Nearly 1 million New Yorkers are out of work and thousands lucky enough to have jobs are enduring pay cuts because of the shutdowns forced by the COVID-19 crisis.
But some local manufacturers, engineers and business owners are channeling the economic pain into an imaginative outlet. They are stepping up to make sure doctors, nurses and support medical staff at Columbia Memorial Health in Hudson are working as safely as possible.
Purpose Co-working and Makerspace Cooperative in Philmont converted its space overnight into a factory that produces face shields using 3D printers to meet the growing demand for personal protective equipment, or PPE. The shields are used by clinical staff members who come into direct contact with COVID-19 patients and suspected cases.
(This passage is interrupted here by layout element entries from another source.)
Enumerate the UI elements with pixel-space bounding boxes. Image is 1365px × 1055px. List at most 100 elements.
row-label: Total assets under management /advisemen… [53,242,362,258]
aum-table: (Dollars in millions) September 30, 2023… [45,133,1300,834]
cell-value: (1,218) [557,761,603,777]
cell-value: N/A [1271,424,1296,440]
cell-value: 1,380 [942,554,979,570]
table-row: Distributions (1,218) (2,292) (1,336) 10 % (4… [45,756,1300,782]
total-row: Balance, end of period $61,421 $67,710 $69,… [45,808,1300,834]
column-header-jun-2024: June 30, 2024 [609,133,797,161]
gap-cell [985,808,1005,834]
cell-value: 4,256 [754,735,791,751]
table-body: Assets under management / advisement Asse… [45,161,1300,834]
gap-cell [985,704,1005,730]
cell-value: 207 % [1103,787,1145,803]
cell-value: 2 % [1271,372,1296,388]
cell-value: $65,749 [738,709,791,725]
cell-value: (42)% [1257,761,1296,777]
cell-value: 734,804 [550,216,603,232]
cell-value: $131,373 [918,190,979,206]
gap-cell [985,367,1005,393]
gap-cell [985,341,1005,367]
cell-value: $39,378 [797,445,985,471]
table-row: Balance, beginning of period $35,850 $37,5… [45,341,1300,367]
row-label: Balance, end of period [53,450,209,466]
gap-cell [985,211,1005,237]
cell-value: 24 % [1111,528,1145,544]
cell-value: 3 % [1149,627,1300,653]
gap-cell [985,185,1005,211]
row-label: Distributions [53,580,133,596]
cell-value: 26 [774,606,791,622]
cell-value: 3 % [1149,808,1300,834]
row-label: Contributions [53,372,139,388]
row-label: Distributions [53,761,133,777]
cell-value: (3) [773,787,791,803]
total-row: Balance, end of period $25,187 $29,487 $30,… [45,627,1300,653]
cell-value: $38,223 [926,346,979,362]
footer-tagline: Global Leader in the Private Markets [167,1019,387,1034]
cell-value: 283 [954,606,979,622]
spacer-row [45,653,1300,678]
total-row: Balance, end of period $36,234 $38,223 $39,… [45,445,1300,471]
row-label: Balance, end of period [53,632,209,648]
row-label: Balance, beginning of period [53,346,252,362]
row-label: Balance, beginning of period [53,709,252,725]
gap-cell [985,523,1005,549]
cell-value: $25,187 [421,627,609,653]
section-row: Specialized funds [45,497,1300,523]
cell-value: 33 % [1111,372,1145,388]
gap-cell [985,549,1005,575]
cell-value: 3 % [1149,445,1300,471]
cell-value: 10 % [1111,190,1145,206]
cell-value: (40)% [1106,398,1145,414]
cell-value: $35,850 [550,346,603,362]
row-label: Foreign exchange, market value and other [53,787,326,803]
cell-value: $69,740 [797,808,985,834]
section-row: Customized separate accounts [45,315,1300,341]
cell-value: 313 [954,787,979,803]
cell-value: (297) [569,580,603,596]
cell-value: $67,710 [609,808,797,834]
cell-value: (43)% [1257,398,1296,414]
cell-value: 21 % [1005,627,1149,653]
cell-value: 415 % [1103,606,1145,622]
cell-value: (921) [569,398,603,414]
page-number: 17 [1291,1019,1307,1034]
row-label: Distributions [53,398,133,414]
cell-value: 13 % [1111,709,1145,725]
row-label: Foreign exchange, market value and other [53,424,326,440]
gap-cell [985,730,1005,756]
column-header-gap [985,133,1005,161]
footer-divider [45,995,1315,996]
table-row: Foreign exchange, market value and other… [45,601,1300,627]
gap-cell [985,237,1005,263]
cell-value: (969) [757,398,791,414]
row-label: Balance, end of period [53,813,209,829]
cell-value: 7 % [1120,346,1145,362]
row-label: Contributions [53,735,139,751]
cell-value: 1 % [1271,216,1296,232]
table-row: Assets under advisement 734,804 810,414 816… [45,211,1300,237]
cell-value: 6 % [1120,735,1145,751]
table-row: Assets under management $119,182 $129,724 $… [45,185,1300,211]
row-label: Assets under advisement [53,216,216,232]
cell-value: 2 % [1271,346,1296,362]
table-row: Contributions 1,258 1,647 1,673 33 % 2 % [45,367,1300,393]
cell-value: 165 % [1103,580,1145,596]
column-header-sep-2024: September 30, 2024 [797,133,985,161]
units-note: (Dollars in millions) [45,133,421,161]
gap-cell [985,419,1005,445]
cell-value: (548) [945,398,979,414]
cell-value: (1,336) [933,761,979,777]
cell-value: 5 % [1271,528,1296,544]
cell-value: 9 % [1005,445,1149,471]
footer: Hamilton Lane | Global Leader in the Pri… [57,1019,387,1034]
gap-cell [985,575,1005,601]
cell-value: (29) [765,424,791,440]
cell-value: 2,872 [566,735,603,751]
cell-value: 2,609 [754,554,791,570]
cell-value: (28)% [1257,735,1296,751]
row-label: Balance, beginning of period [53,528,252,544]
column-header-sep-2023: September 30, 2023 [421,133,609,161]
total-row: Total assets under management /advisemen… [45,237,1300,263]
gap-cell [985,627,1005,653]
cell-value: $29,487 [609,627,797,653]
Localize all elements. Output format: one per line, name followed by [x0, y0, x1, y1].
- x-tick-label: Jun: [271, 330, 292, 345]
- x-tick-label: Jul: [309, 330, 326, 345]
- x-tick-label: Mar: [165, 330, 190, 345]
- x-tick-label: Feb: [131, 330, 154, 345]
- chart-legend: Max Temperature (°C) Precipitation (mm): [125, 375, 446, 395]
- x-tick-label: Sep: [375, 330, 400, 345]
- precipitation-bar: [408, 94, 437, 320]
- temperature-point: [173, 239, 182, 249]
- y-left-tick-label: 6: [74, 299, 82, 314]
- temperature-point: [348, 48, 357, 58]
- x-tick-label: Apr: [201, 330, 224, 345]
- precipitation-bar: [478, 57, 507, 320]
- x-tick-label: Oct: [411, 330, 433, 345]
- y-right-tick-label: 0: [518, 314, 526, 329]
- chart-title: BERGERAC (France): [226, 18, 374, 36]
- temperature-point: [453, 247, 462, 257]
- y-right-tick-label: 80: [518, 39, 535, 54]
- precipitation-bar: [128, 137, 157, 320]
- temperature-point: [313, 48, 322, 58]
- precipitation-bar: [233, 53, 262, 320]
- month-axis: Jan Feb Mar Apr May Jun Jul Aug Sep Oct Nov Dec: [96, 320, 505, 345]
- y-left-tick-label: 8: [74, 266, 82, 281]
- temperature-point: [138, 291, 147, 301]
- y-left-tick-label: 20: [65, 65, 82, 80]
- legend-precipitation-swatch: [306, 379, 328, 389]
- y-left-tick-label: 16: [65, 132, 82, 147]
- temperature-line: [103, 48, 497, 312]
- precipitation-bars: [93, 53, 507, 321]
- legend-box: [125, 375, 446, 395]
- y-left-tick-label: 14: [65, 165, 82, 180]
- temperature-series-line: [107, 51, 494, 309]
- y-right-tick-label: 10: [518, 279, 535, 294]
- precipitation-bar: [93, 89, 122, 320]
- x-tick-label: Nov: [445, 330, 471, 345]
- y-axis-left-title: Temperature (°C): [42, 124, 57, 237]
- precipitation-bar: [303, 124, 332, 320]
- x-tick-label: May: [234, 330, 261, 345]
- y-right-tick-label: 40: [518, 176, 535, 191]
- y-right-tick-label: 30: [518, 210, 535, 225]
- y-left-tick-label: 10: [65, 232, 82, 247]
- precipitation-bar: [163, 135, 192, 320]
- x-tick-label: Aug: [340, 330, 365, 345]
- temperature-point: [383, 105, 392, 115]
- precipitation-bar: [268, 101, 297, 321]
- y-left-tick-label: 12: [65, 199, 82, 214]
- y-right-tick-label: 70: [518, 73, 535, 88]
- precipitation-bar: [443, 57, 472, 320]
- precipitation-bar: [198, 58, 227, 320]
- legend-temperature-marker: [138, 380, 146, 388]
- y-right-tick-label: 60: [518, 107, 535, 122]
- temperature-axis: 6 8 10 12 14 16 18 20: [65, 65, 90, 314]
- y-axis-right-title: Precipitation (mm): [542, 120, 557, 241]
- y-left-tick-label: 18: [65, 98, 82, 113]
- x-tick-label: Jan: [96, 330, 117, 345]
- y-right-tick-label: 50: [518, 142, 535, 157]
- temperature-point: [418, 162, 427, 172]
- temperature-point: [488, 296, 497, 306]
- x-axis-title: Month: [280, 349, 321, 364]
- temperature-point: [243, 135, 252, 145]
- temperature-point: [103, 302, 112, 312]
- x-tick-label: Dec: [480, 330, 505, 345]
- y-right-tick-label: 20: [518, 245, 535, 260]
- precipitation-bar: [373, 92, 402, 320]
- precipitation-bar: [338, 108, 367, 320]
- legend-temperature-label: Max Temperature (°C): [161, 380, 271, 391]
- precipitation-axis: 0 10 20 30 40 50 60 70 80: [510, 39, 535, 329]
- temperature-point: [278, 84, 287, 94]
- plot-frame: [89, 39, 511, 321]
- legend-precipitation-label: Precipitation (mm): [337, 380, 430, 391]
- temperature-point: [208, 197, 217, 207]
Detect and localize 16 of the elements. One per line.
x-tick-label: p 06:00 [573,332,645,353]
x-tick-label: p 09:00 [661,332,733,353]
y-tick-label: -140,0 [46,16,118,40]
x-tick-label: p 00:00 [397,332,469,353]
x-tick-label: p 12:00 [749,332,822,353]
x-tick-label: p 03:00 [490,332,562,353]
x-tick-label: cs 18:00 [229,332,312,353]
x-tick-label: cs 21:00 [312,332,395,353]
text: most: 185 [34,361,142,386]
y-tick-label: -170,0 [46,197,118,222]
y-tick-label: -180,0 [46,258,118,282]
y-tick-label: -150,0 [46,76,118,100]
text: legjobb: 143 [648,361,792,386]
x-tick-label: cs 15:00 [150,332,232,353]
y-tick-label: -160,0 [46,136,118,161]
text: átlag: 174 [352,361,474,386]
Purpose member Brendan Gaesser, a volunteer for the Medical Reserve Corps for Greene County and an assistant professor of psychology at UAlbany, has been coordinating the group’s activities.
Part of the reason the shields, which cover face masks and protect eyes, nose and mouth, are so important is that while administering the COVID-19 test, a swab is inserted deep into the nose, which sometimes results in coughs that land on health care workers, Gaesser said.
The group intends to make as many shields as needed for CMH, and then reassess after the need is met.
Businesses from both sides of the river are contributing to this mission.
Local business owner and fundraising organizer Liam Singer offered to use his wide network of contacts to connect manufacturers and develop assembly protocol. Singer and his wife own Hi-Lo and the Avalon Lounge in Catskill.
Purpose member and artist Amelia Toelke had the idea to use layered sheets of laminate to produce the clear visor piece. Libraries in Chatham, Catskill, Hillsdale and Tannersville offered their stock of laminate sheets for this purpose. It takes two sheets of laminate, or an empty “pocket,” that would usually protect one piece of paper per shield. It is not as sturdy as a standard shield, but it will provide health care workers with an additional barrier and can be sanitized for repeated use.
Others are answering the call to action, from Catskill Maker Syndicate pulling an all-nighter to assemble a new machine to Nervous System Designs in Palenville running materials testing. Once an 1880s industrial factory and known as a center for the arts, Basilica Hudson was converted to a similar purpose, providing space for assembly and sanitizing in preparation for delivery.
Almost every major grocery store and hardware store in Greene and Columbia counties donated paper bags in which to pack and deliver the face shields. Cooper’s Daughter Spirits in Claverack provided disinfectant so the shields can be cleaned before they get anywhere near the hospital.
Given the health care emergency Greene and Columbia counties are facing, all of these businesses, libraries and retailers are doing remarkable work. They deserve our gratitude and our respect.